Jacob Siefring at The Quarterly Conversation:
As a writer-statesman, Aimé Césaire belongs in a small category of twentieth-century writers that includes Léopold Sedhar Senghor, Václav Havel, Winston Churchill, and probably a dozen others. This remarkable man from Martinique, who died in 2008 at age ninety-five and was the author of a score of plays, essays, and volumes of poetry, served for an astonishing fifty-six consecutive years as mayor of Fort-de-France and deputy to the French National Assembly. Perhaps because his contribution bridged literary and political domains, Césaire’s mark on the ideological climate of France’s former colonial empire remains quite palpable today. Students coming of age across the francophone world learn his name and read his oft-anthologized verses.

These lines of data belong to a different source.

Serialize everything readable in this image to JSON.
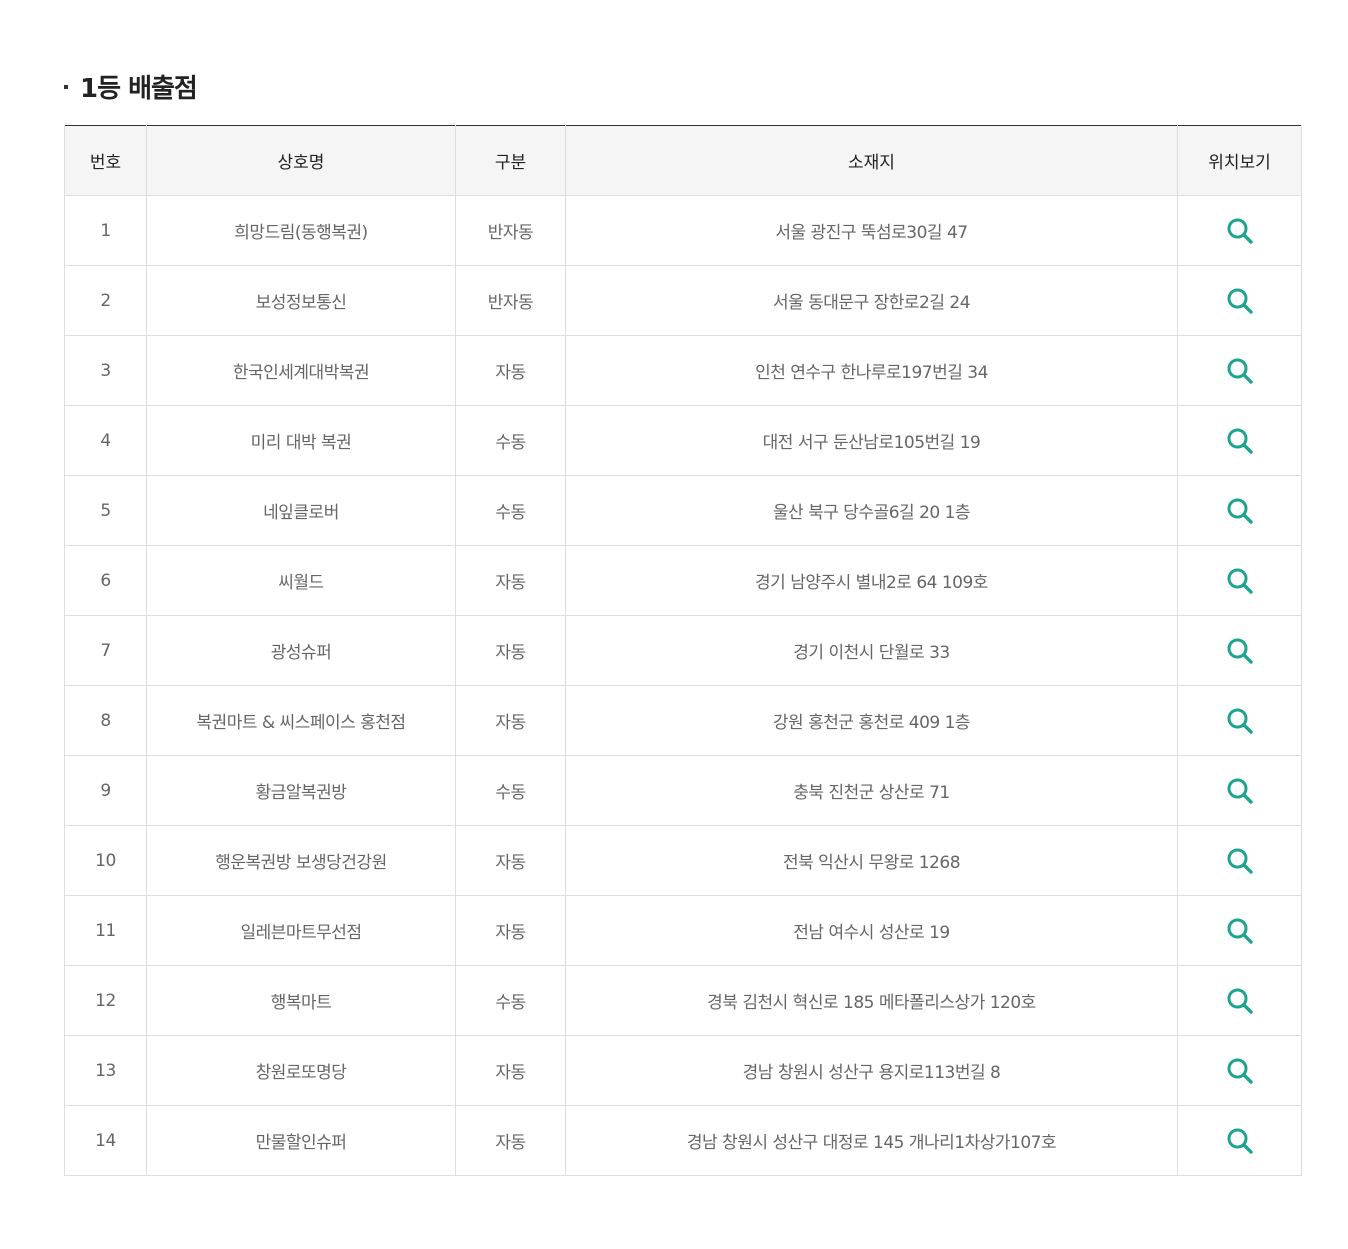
{
  "section": {
    "title": "1등 배출점"
  },
  "table": {
    "headers": {
      "no": "번호",
      "name": "상호명",
      "type": "구분",
      "address": "소재지",
      "location": "위치보기"
    },
    "rows": [
      {
        "no": "1",
        "name": "희망드림(동행복권)",
        "type": "반자동",
        "address": "서울 광진구 뚝섬로30길 47"
      },
      {
        "no": "2",
        "name": "보성정보통신",
        "type": "반자동",
        "address": "서울 동대문구 장한로2길 24"
      },
      {
        "no": "3",
        "name": "한국인세계대박복권",
        "type": "자동",
        "address": "인천 연수구 한나루로197번길 34"
      },
      {
        "no": "4",
        "name": "미리 대박 복권",
        "type": "수동",
        "address": "대전 서구 둔산남로105번길 19"
      },
      {
        "no": "5",
        "name": "네잎클로버",
        "type": "수동",
        "address": "울산 북구 당수골6길 20 1층"
      },
      {
        "no": "6",
        "name": "씨월드",
        "type": "자동",
        "address": "경기 남양주시 별내2로 64 109호"
      },
      {
        "no": "7",
        "name": "광성슈퍼",
        "type": "자동",
        "address": "경기 이천시 단월로 33"
      },
      {
        "no": "8",
        "name": "복권마트 & 씨스페이스 홍천점",
        "type": "자동",
        "address": "강원 홍천군 홍천로 409 1층"
      },
      {
        "no": "9",
        "name": "황금알복권방",
        "type": "수동",
        "address": "충북 진천군 상산로 71"
      },
      {
        "no": "10",
        "name": "행운복권방 보생당건강원",
        "type": "자동",
        "address": "전북 익산시 무왕로 1268"
      },
      {
        "no": "11",
        "name": "일레븐마트무선점",
        "type": "자동",
        "address": "전남 여수시 성산로 19"
      },
      {
        "no": "12",
        "name": "행복마트",
        "type": "수동",
        "address": "경북 김천시 혁신로 185 메타폴리스상가 120호"
      },
      {
        "no": "13",
        "name": "창원로또명당",
        "type": "자동",
        "address": "경남 창원시 성산구 용지로113번길 8"
      },
      {
        "no": "14",
        "name": "만물할인슈퍼",
        "type": "자동",
        "address": "경남 창원시 성산구 대정로 145 개나리1차상가107호"
      }
    ]
  },
  "icons": {
    "location": "search-icon"
  },
  "colors": {
    "icon": "#1fa391",
    "header_bg": "#f5f5f5",
    "top_border": "#333333",
    "cell_border": "#dddddd"
  }
}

It was in the years immediately following the Second World War that Césaire began to emerge as a major voice in French poetry. When his “Cahier d’un retour au pays natal” (“Notebook of a Return to the Native Land”) was published in France in 1939, it brought no great acclaim to the author; but in 1947 Bretano’s and Bordas reprinted it in New York and Paris, fronted by a new introduction from André Breton. The previous year, France’s premier literary publisher, Gallimard, had published the poetry collection Les Armes miraculeuses (The Miraculous Weapons). The year 1948 saw Solar Throat Slashed (Soleil cou coupé) brought out in a limited press run by a small avant-garde publisher.